— Come! Se mi hai detto che è morto otto giorni fa?

— Non si poteva spolparlo prima d’avergli trovato il successore.

— Spolparlo! Che questi Eimuri spingano la loro adorazione pel morto fino a mangiarlo?

— Oh no! Non divorano che i prigionieri di guerra e solamente nelle carestie troppo lunghe mangiano i cadaveri dei parenti.

Presto signore, il capo vi attende. —

I quattro indiani avevano scoperte le ceste levando successivamente dei diademi di penne di tucano trattenute da fibre vegetali intrecciate con pezzetti d’oro, collane e braccialetti formati da denti di caimano, di giaguaro e di vertebre di serpenti, dei perizomi di pelle di tapiro frastagliata con un certo gusto e una infinità di sacchetti contenenti certo dei preziosi amuleti o delle medicine meravigliose.

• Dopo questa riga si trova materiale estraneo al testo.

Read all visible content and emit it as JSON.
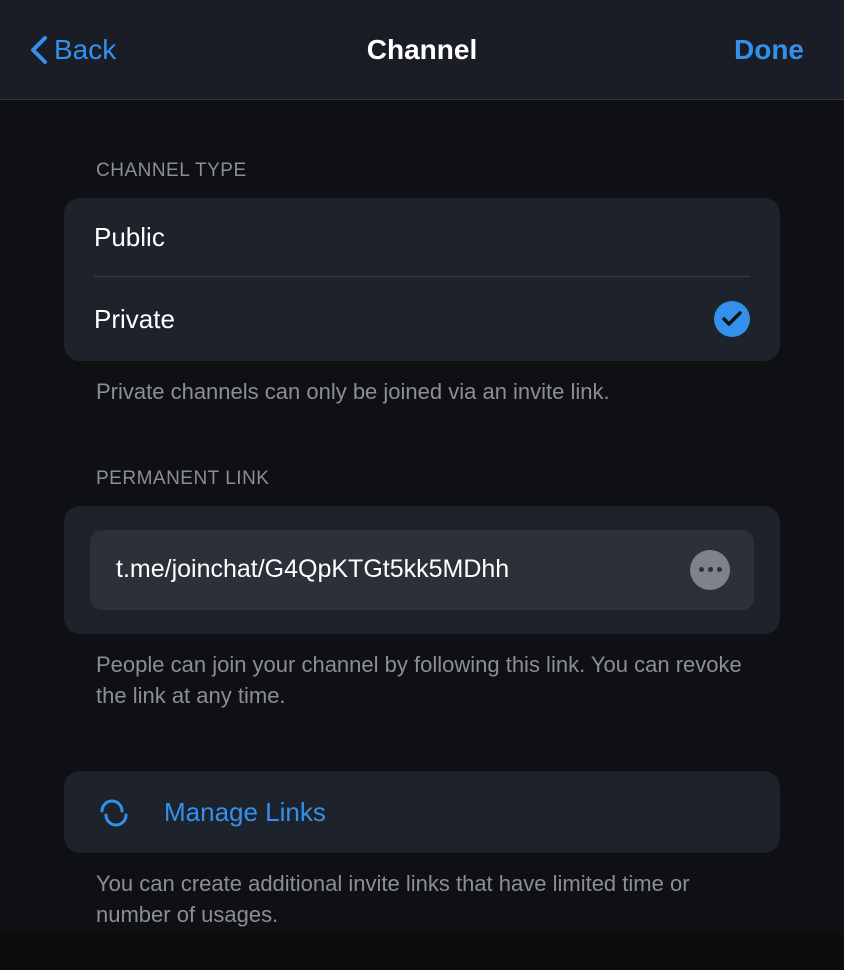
{
  "header": {
    "back_label": "Back",
    "title": "Channel",
    "done_label": "Done"
  },
  "channel_type": {
    "header": "CHANNEL TYPE",
    "options": [
      {
        "label": "Public",
        "selected": false
      },
      {
        "label": "Private",
        "selected": true
      }
    ],
    "footer": "Private channels can only be joined via an invite link."
  },
  "permanent_link": {
    "header": "PERMANENT LINK",
    "url": "t.me/joinchat/G4QpKTGt5kk5MDhh",
    "footer": "People can join your channel by following this link. You can revoke the link at any time."
  },
  "manage_links": {
    "label": "Manage Links",
    "footer": "You can create additional invite links that have limited time or number of usages."
  },
  "colors": {
    "accent": "#3390ec"
  }
}
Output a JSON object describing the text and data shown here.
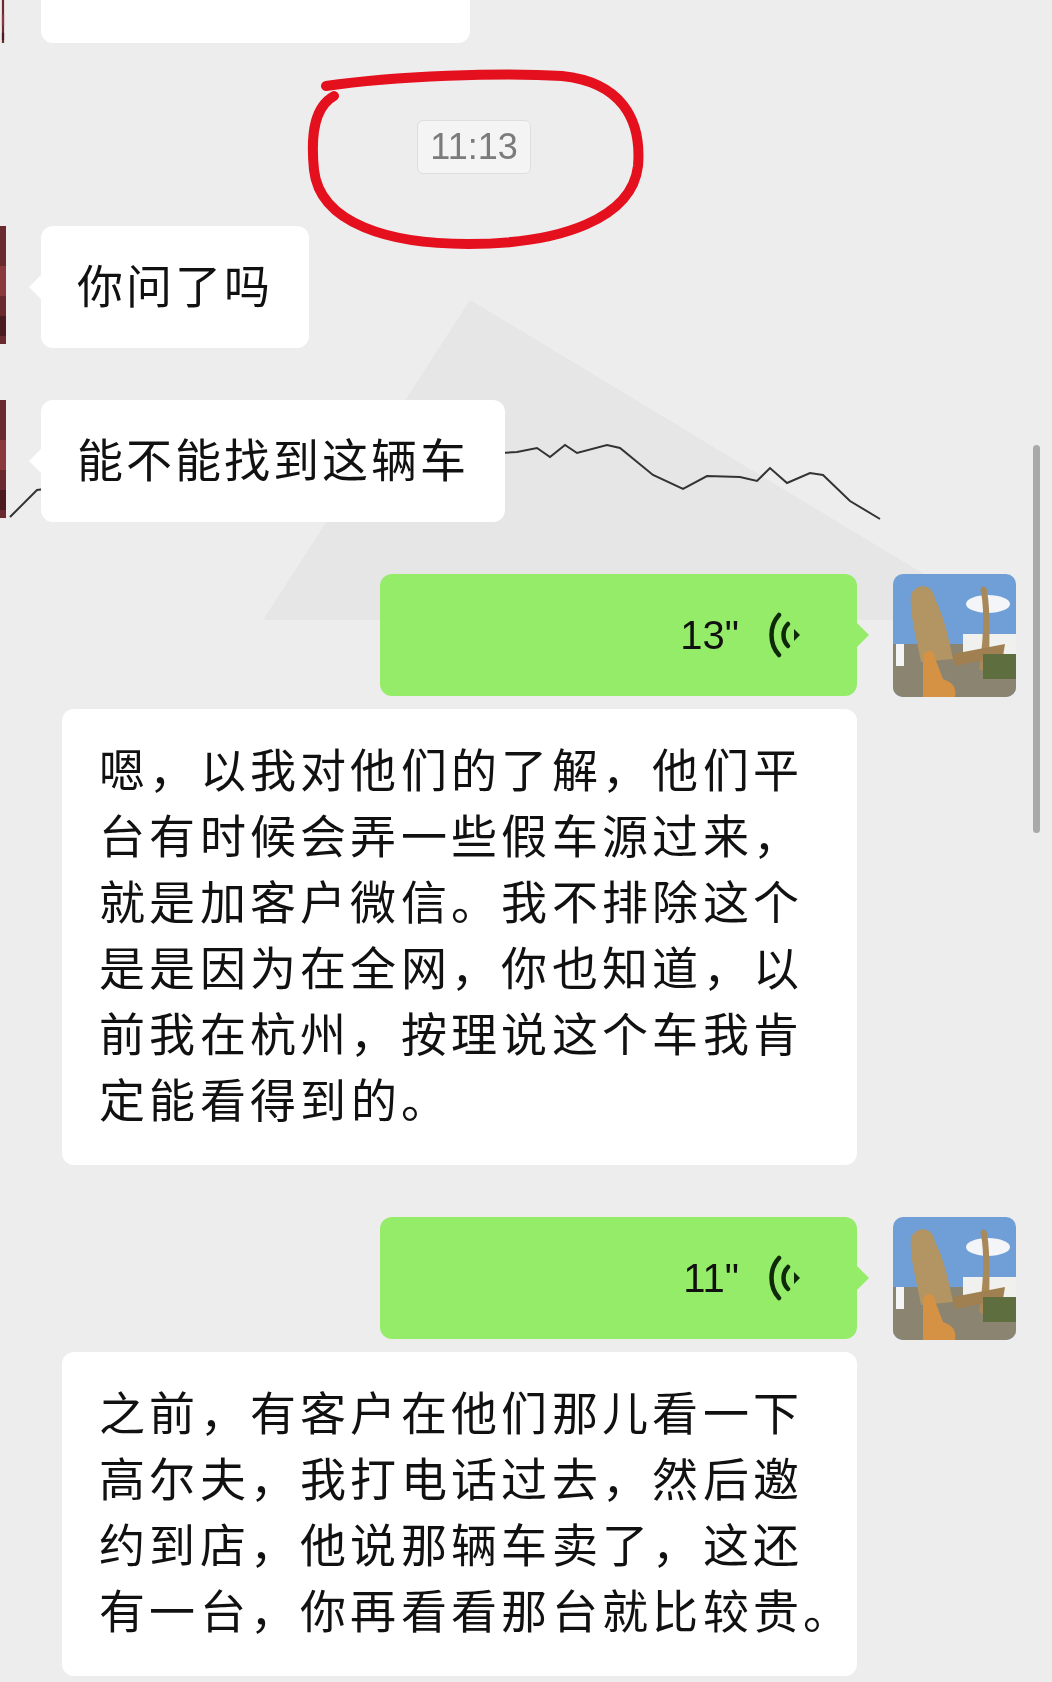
{
  "messages": [
    {
      "kind": "cut_off"
    },
    {
      "kind": "time",
      "text": "11:13",
      "circled": true
    },
    {
      "kind": "text",
      "text": "你问了吗"
    },
    {
      "kind": "text",
      "text": "能不能找到这辆车"
    },
    {
      "kind": "voice",
      "duration": "13\""
    },
    {
      "kind": "transcript",
      "text": "嗯，以我对他们的了解，他们平台有时候会弄一些假车源过来，就是加客户微信。我不排除这个是是因为在全网，你也知道，以前我在杭州，按理说这个车我肯定能看得到的。"
    },
    {
      "kind": "voice",
      "duration": "11\""
    },
    {
      "kind": "transcript",
      "text": "之前，有客户在他们那儿看一下高尔夫，我打电话过去，然后邀约到店，他说那辆车卖了，这还有一台，你再看看那台就比较贵。"
    }
  ]
}
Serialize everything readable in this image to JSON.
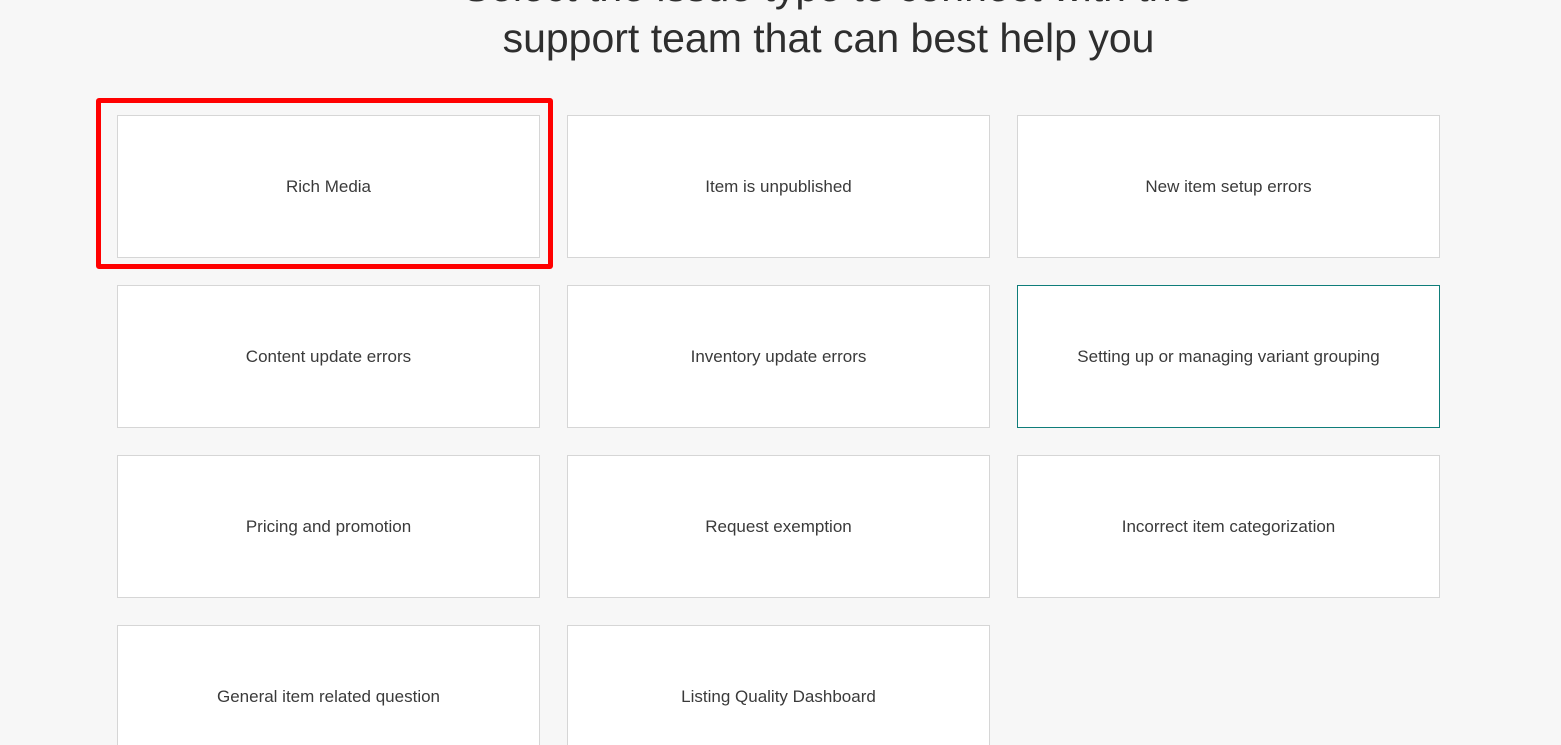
{
  "heading": {
    "line_partial": "Select the issue type to connect with the",
    "line_main": "support team that can best help you"
  },
  "options": [
    {
      "label": "Rich Media",
      "highlighted": true,
      "active": false
    },
    {
      "label": "Item is unpublished",
      "highlighted": false,
      "active": false
    },
    {
      "label": "New item setup errors",
      "highlighted": false,
      "active": false
    },
    {
      "label": "Content update errors",
      "highlighted": false,
      "active": false
    },
    {
      "label": "Inventory update errors",
      "highlighted": false,
      "active": false
    },
    {
      "label": "Setting up or managing variant grouping",
      "highlighted": false,
      "active": true
    },
    {
      "label": "Pricing and promotion",
      "highlighted": false,
      "active": false
    },
    {
      "label": "Request exemption",
      "highlighted": false,
      "active": false
    },
    {
      "label": "Incorrect item categorization",
      "highlighted": false,
      "active": false
    },
    {
      "label": "General item related question",
      "highlighted": false,
      "active": false
    },
    {
      "label": "Listing Quality Dashboard",
      "highlighted": false,
      "active": false
    }
  ],
  "colors": {
    "background": "#f7f7f7",
    "card_border": "#d6d6d6",
    "active_border": "#0f7d7a",
    "highlight": "#ff0000",
    "text": "#3a3a3a"
  }
}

Gl’indiani, ad un cenno del ragazzo misero le collane ed i braccialetti al collo ed ai polsi dei due pyaie, cinsero loro le sottanine, misero sulla loro testa un diadema di penne scelte fra le più belle, poi li invitarono ad uscire.

— Sii serio, — disse Alvaro al mozzo — Un gran sacerdote non deve ridere, ricordatelo.

— Farò il possibile, signore, — rispose il mozzo.

Una piazza vastissima, circondata da capanne che dovevano aver appartenuto a qualche tribù vinta, si estendeva dinanzi a loro.